Peace in Nicaragua?
WE are confronted in Nicaragua by a regime that: Was clearly pledged to Marxism-Leninism before ever it achieved power.
Takes a lot of its policy guidance from Cuba and the Soviet Union.
Has broken most of the promises it made about bringing democracy to Nicaragua.
Has repressed the political opposition, silenced the opposition press, savaged the church, tortured political prisoners, ill-treated the Miskito Indians.
Maintains power by dint of an all-pervasive Cuban- and Soviet-style security apparatus.
Blatantly exports leftist revolution to other countries in Central America.
This is a regime that now tells the world it is ready to mend its ways and let a little democracy in. As an example of its good intentions it has put down an opposition rally with cattle prods and police dogs. Last week it jailed two opposition figures.
When such events occur in a country like South Africa, there is a proper and understandable outburst of revulsion in the West. When they occur in Nicaragua, the dewy-eyed devotees of the Sandinista regime still demand that the Reagan administration ``give peace a chance.''
And they are right.
The question is, how can peace best by achieved?
The Reagan administration's policy toward Nicaragua has been muddied by confusion as to the ultimate objective. Is it, as the administration proclaims, to tame the Sandinista regime and make it more civilized in its treatment of its own people and its neighbors? Or is it, as many Reagan supporters desire, to topple Daniel Ortega's unsavory government?

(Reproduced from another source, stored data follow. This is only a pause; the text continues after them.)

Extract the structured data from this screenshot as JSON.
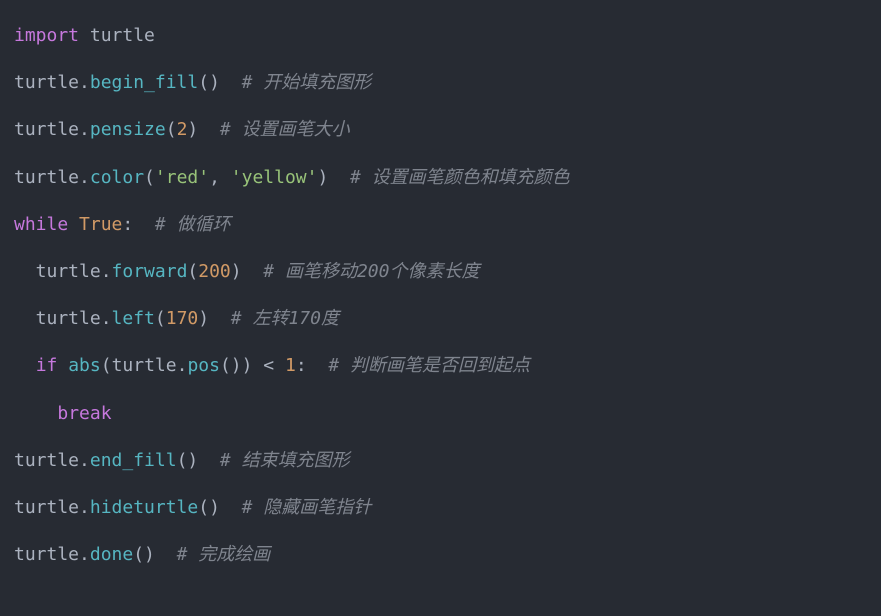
{
  "code": {
    "lines": [
      {
        "tokens": [
          {
            "cls": "kw",
            "text": "import"
          },
          {
            "cls": "plain",
            "text": " turtle"
          }
        ]
      },
      {
        "tokens": [
          {
            "cls": "plain",
            "text": "turtle."
          },
          {
            "cls": "fn",
            "text": "begin_fill"
          },
          {
            "cls": "plain",
            "text": "()  "
          },
          {
            "cls": "cmt",
            "text": "# 开始填充图形"
          }
        ]
      },
      {
        "tokens": [
          {
            "cls": "plain",
            "text": "turtle."
          },
          {
            "cls": "fn",
            "text": "pensize"
          },
          {
            "cls": "plain",
            "text": "("
          },
          {
            "cls": "num",
            "text": "2"
          },
          {
            "cls": "plain",
            "text": ")  "
          },
          {
            "cls": "cmt",
            "text": "# 设置画笔大小"
          }
        ]
      },
      {
        "tokens": [
          {
            "cls": "plain",
            "text": "turtle."
          },
          {
            "cls": "fn",
            "text": "color"
          },
          {
            "cls": "plain",
            "text": "("
          },
          {
            "cls": "str",
            "text": "'red'"
          },
          {
            "cls": "plain",
            "text": ", "
          },
          {
            "cls": "str",
            "text": "'yellow'"
          },
          {
            "cls": "plain",
            "text": ")  "
          },
          {
            "cls": "cmt",
            "text": "# 设置画笔颜色和填充颜色"
          }
        ]
      },
      {
        "tokens": [
          {
            "cls": "kw",
            "text": "while"
          },
          {
            "cls": "plain",
            "text": " "
          },
          {
            "cls": "bool",
            "text": "True"
          },
          {
            "cls": "plain",
            "text": ":  "
          },
          {
            "cls": "cmt",
            "text": "# 做循环"
          }
        ]
      },
      {
        "tokens": [
          {
            "cls": "plain",
            "text": "  turtle."
          },
          {
            "cls": "fn",
            "text": "forward"
          },
          {
            "cls": "plain",
            "text": "("
          },
          {
            "cls": "num",
            "text": "200"
          },
          {
            "cls": "plain",
            "text": ")  "
          },
          {
            "cls": "cmt",
            "text": "# 画笔移动200个像素长度"
          }
        ]
      },
      {
        "tokens": [
          {
            "cls": "plain",
            "text": "  turtle."
          },
          {
            "cls": "fn",
            "text": "left"
          },
          {
            "cls": "plain",
            "text": "("
          },
          {
            "cls": "num",
            "text": "170"
          },
          {
            "cls": "plain",
            "text": ")  "
          },
          {
            "cls": "cmt",
            "text": "# 左转170度"
          }
        ]
      },
      {
        "tokens": [
          {
            "cls": "plain",
            "text": "  "
          },
          {
            "cls": "kw",
            "text": "if"
          },
          {
            "cls": "plain",
            "text": " "
          },
          {
            "cls": "builtin",
            "text": "abs"
          },
          {
            "cls": "plain",
            "text": "(turtle."
          },
          {
            "cls": "fn",
            "text": "pos"
          },
          {
            "cls": "plain",
            "text": "()) < "
          },
          {
            "cls": "num",
            "text": "1"
          },
          {
            "cls": "plain",
            "text": ":  "
          },
          {
            "cls": "cmt",
            "text": "# 判断画笔是否回到起点"
          }
        ]
      },
      {
        "tokens": [
          {
            "cls": "plain",
            "text": "    "
          },
          {
            "cls": "kw",
            "text": "break"
          }
        ]
      },
      {
        "tokens": [
          {
            "cls": "plain",
            "text": "turtle."
          },
          {
            "cls": "fn",
            "text": "end_fill"
          },
          {
            "cls": "plain",
            "text": "()  "
          },
          {
            "cls": "cmt",
            "text": "# 结束填充图形"
          }
        ]
      },
      {
        "tokens": [
          {
            "cls": "plain",
            "text": "turtle."
          },
          {
            "cls": "fn",
            "text": "hideturtle"
          },
          {
            "cls": "plain",
            "text": "()  "
          },
          {
            "cls": "cmt",
            "text": "# 隐藏画笔指针"
          }
        ]
      },
      {
        "tokens": [
          {
            "cls": "plain",
            "text": "turtle."
          },
          {
            "cls": "fn",
            "text": "done"
          },
          {
            "cls": "plain",
            "text": "()  "
          },
          {
            "cls": "cmt",
            "text": "# 完成绘画"
          }
        ]
      }
    ]
  }
}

Toppling the Sandinistas by external pressure is probably unrealistic. The contras have so far been unable to do that. It would call for direct United States military intervention, and the US public is unlikely to support that.
And so the administration is left with trying to tame the Sandinistas by a mixture of diplomatic, economic, and military pressure, the latter applied through the contras and authorized by an on-again, off-again Congress.
The economic and military pressure has been working. Nicaragua's economy is in poor shape. Some observers say inflation will reach 1,000 percent by year's end. There are shortages of basics; there is rationing; unemployment is rising; and the black market is rampant.
Meanwhile, on the military front, although the contras have long been denigrated, they are no longer dismissed by the Sandinista regime. Contra attacks against government forces are taking place throughout the country. The contras have been mounting attacks against fuel depots, power lines, and key installations. The contras are clearly operating in force, inside Nicaragua.
This has hard-pressed the Sandinistas - already short of fuel - to maintain their military machine.
Is all this enough to make the Sandinistas sue for peace? The Reagan administration believes the Sandinistas would like a breathing spell, would like to relieve pressure from the contras, and that this has therefore encouraged them to agree to a five-nation Central American peace plan originally put forward by Costa Rican President Oscar Arias S'anchez.
But can the Sandinistas, who have consistently lied about their dedication to democracy, be trusted? Or should they continue to be subjected to the pressure from the contras that may have influenced their new public image of reasonableness?
All the evidence is that if the Sandinistas are to make even gestures in the direction of democracy, it will be under pressure, and not from a genuine change of heart. That is the dilemma the Reagan administration faces as it is urged to give peace a chance.